Inklusiver Tanz

mit Vera Rosner (Wien, AT)

4.-7. Oktober 2018

Donnerstag (15:30-18:00Uhr) bis Sonntag (14:30-17:00Uhr)

Teilnahme an einem Workshop: 20-30€ nach Selbsteinschätzung

Teilnahme an zwei Workshops: 30-50€ nach Selbsteinschätzung

Steve Paxton, experimenteller Tänzer und Choreograph, sagt über DanceAbility:

 

„Du beginnst mit den Gegebenheiten deines Körpers – den Grundlagen jeder BODY/MIND Arbeit – und langsam und sanft zeigt sich im Tanz mit dem/der Partner_in der gemeinsame Boden auf dem ihr steht, liegt – tanzt. Die Einmaligkeit dieses Augenblicks, herbeigeführt, hervorgebracht, ja geschaffen durch die Einzigartigkeit eurer Begegnung, setzt Vertrauen voraus – Vertrauen auf das Verbindende.
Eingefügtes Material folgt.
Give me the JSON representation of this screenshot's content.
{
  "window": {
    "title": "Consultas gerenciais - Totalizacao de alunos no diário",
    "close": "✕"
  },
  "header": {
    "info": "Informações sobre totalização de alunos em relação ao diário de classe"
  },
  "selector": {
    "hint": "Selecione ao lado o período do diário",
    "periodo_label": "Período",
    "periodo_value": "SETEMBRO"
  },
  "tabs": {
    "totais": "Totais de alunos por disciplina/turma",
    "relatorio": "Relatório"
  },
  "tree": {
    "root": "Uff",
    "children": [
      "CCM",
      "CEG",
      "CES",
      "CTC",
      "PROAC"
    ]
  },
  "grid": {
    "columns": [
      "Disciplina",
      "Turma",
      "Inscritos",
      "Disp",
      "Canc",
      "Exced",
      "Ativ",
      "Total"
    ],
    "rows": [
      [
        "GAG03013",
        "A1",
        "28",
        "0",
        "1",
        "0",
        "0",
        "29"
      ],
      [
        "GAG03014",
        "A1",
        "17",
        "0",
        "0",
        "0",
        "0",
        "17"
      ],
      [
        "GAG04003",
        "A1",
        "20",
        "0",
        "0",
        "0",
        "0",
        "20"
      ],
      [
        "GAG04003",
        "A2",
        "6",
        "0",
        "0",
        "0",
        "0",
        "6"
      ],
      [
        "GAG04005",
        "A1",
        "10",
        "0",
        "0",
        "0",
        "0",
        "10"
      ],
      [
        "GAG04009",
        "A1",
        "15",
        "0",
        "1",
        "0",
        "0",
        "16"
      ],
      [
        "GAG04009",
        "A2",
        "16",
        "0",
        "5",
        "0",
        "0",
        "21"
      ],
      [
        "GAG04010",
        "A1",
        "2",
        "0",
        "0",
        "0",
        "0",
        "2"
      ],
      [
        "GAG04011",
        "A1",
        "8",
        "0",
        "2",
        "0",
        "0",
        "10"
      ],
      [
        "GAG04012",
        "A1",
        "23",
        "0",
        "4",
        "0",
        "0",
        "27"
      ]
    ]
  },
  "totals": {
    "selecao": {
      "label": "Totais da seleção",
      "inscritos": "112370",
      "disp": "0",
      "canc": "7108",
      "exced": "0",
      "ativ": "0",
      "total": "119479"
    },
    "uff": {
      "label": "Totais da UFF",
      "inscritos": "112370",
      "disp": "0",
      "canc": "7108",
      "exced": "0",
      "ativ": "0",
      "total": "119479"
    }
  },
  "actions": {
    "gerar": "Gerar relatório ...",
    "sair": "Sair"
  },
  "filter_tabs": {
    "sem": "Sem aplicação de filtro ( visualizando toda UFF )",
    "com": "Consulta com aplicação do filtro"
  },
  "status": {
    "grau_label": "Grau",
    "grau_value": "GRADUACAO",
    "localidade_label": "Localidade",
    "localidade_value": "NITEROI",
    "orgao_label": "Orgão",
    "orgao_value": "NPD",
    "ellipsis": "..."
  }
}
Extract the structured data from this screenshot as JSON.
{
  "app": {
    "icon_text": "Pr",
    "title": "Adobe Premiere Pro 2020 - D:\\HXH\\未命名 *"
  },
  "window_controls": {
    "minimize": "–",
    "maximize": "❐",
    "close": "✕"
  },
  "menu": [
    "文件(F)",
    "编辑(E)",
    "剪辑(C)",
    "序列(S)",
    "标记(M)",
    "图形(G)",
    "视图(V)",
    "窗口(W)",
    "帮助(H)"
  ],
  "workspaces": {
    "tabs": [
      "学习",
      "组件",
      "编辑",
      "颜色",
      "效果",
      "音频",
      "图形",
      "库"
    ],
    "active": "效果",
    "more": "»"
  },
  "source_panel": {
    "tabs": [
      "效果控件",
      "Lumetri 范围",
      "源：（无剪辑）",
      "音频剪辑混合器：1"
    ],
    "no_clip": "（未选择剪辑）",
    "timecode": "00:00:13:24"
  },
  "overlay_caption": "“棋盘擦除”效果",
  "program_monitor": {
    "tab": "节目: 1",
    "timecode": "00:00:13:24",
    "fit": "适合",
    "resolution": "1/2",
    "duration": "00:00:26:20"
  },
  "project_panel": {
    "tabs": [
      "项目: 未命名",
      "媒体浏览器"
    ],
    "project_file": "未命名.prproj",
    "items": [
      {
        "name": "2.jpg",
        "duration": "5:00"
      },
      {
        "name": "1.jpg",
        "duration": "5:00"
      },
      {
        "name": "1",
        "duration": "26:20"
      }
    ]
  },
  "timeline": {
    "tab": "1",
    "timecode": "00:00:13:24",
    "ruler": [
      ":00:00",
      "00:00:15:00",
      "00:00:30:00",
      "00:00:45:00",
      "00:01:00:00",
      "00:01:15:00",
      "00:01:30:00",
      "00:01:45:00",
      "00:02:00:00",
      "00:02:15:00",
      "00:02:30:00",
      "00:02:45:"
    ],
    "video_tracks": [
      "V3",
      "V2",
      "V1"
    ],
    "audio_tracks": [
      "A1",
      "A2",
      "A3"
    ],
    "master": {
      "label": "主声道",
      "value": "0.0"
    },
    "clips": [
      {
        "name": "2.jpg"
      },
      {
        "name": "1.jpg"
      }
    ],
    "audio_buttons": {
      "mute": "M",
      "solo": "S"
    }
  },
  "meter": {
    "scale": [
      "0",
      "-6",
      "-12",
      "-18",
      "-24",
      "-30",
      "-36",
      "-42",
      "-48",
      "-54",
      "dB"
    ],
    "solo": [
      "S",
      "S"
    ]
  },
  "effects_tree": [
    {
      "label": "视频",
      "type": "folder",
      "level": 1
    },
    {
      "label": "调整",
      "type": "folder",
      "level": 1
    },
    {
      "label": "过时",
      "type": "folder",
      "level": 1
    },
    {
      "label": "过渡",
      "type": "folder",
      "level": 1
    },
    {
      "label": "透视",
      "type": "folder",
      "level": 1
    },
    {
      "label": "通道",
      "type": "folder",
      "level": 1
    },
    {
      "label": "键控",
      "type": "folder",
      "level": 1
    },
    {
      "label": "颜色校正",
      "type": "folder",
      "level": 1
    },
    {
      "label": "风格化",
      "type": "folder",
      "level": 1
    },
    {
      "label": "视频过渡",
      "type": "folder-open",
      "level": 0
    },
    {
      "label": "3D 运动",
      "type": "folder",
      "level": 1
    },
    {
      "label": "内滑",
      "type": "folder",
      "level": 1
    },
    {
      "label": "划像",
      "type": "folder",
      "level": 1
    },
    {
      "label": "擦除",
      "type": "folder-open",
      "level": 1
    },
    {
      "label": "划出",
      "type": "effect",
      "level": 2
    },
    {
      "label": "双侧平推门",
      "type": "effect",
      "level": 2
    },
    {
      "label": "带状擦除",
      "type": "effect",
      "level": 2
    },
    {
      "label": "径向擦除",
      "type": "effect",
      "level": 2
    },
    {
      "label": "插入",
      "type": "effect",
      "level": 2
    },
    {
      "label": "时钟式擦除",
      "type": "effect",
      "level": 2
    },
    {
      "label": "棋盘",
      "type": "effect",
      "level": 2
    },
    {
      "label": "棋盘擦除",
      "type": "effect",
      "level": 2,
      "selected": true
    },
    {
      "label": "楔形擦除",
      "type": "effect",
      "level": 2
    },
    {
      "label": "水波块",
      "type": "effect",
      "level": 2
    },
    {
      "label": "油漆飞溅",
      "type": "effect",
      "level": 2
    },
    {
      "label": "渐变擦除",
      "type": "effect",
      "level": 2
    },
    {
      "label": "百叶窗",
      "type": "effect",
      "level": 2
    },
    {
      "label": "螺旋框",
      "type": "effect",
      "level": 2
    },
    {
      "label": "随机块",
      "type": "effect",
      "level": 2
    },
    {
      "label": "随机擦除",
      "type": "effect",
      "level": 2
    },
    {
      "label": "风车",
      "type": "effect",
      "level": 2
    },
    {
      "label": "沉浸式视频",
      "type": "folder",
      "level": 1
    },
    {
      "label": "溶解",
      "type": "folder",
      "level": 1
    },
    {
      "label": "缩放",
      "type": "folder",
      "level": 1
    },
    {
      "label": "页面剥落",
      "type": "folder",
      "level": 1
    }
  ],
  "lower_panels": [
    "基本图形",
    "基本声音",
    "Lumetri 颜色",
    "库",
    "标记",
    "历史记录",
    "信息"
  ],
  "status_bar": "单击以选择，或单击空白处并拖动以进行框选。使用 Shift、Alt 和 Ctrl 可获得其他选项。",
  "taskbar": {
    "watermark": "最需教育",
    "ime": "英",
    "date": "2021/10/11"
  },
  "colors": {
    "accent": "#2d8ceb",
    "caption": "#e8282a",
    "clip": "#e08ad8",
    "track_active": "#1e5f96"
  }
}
Hier ist das genaue Gegenteil dessen gefordert, was sonst unhinterfragt als ausgemachte Sache gilt – ein Weg des Vertrauens, des Verbindens, ist ein Weg des Heilens. Das Heilen all jener Trennungen, die überall fix vorinstalliert zu sein scheinen – in unseren Gesellschaften, unseren Gedanken und unseren Herzen.“

 

Wir laden dich ein, die einzigartigen Bewegungen deines Körper im Workshop "Inklusiver Tanz" zu erforschen und kennenzulernen. 

 

Alle können mitmachen - es braucht keine Vorerfahrungen.

 

Abschlussperformance Lindenauer Markt

7. Oktober 2018, 17:00Uhr

What makes life more interesting than art? Art is essential to our society.

 

Unsere künstlerischen Projekte setzen einen neuen gesellschaftlichen Impuls - sozial relevant und inklusiv.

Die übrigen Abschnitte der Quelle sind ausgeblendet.